Some claim Truflation is an independent check on "government numbers." But independence from government is not the same as independence from incentives. It is a so-called "inflation oracle" created to serve crypto-world DeFi and Web3 applications, funded from the start by crypto-focused investors. In February 2024 it raised $6 million led by Laser Digital (Nomura's digital-asset arm) and Red Beard Ventures, with backing from Coinbase Ventures' Base Ecosystem Fund and others. Crypto investors make more money when speculative assets rally. In 2021–2022, when crypto was sold as an inflation hedge, Truflation ran hotter than CPI. Today, desperate for rate cuts, it reports inflation below 1 percent while CPI sits around 2.7 percent.
Truflation is not a rules-bound benchmark. It’s more akin to a blackbox. The company explains that weights are revised annually using proprietary data, and that these changes can alter "the trending of the Truflation indexes." Every year, Truflation reserves the right to move the goalposts and then insists the new goal line is "reality." A 2026 internal update made the malleability plain: a single housing model change boosted measured housing inflation 1.56 percentage points year-over-year.

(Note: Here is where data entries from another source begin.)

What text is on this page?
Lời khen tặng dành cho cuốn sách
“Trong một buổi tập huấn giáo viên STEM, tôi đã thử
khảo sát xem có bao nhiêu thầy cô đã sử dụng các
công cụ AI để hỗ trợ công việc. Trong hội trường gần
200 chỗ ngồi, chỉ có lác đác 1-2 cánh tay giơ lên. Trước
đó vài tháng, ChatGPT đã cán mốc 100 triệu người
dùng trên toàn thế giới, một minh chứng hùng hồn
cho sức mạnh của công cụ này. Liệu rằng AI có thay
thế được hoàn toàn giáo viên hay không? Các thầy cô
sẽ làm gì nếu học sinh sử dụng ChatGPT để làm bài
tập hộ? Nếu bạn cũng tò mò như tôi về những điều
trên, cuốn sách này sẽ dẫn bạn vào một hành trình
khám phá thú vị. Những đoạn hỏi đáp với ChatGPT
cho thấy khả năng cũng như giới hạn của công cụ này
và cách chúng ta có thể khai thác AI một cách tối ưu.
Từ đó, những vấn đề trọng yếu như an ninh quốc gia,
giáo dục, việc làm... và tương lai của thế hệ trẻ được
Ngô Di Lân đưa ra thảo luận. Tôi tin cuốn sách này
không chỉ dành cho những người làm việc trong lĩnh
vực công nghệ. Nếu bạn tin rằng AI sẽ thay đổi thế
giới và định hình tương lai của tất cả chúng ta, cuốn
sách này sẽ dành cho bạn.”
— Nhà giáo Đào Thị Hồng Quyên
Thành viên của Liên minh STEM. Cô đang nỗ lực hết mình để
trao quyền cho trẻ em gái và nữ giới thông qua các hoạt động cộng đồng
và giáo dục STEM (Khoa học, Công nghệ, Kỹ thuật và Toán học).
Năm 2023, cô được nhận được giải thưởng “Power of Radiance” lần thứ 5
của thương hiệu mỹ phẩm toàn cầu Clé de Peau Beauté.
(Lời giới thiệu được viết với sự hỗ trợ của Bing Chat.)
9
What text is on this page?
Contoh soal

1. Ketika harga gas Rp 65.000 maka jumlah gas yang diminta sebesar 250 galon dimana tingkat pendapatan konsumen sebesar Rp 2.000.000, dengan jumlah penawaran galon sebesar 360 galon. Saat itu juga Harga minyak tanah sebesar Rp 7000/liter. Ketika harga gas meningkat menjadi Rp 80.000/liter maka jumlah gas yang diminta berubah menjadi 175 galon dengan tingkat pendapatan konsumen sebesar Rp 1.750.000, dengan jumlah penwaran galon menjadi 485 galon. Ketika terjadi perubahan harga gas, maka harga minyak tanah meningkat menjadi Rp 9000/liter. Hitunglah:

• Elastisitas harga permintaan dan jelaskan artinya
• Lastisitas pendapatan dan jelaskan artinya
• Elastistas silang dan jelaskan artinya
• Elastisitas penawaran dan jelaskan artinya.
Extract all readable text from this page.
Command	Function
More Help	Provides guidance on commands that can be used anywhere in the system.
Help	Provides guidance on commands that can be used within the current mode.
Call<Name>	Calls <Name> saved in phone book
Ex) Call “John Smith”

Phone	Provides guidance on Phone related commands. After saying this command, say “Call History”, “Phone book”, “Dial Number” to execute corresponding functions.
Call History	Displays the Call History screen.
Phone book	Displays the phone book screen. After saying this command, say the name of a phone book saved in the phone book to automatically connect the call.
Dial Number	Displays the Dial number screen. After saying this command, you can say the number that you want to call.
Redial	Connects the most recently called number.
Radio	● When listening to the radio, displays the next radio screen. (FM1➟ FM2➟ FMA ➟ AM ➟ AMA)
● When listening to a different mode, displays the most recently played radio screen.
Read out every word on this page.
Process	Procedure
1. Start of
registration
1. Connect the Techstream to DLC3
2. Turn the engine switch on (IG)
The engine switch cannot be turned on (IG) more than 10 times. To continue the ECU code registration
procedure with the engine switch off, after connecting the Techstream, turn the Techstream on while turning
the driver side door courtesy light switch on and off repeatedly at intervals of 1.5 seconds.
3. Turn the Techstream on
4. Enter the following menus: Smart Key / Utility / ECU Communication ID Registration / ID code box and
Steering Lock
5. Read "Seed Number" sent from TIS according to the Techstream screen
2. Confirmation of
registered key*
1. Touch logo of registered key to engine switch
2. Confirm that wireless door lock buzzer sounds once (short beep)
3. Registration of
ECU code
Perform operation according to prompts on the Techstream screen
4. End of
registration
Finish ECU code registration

One "populist" economist uses Truflation's low readings to argue President Trump is "spot on" and the Fed should stop fighting inflation, as if a venture-funded website were the real scoreboard and decades of official data were the problem.
Outsourcing monetary policy to a black-box indicator backed by crypto VCs does not pass the economics smell test. If the Fed underestimates inflation, another round of easy money could trigger the very second wave of inflation Americans are desperate to avoid. Journalists and commentators have a special responsibility when a proprietary index diverges sharply from the official statistics underlying benefit formulas and inflation-linked bonds. They should ask hard questions about methodology, incentives, and replicability rather than declare the old measures obsolete.
None of this means CPI is perfect or beyond criticism. Reasonable people debate how it handles quality changes and owner-occupied housing. But if you want to know whether inflation has truly slipped below 1 percent, you are far better off looking at your lease, vehicle and health insurance premiums, grocery receipts, and heating bills than at a crypto-funded index built on volatile listings and proprietary weights. Measuring inflation is a public trust better served by transparent, accountable statistics than by a black box whose sponsors profit when the story it tells lines up with their crypto holdings.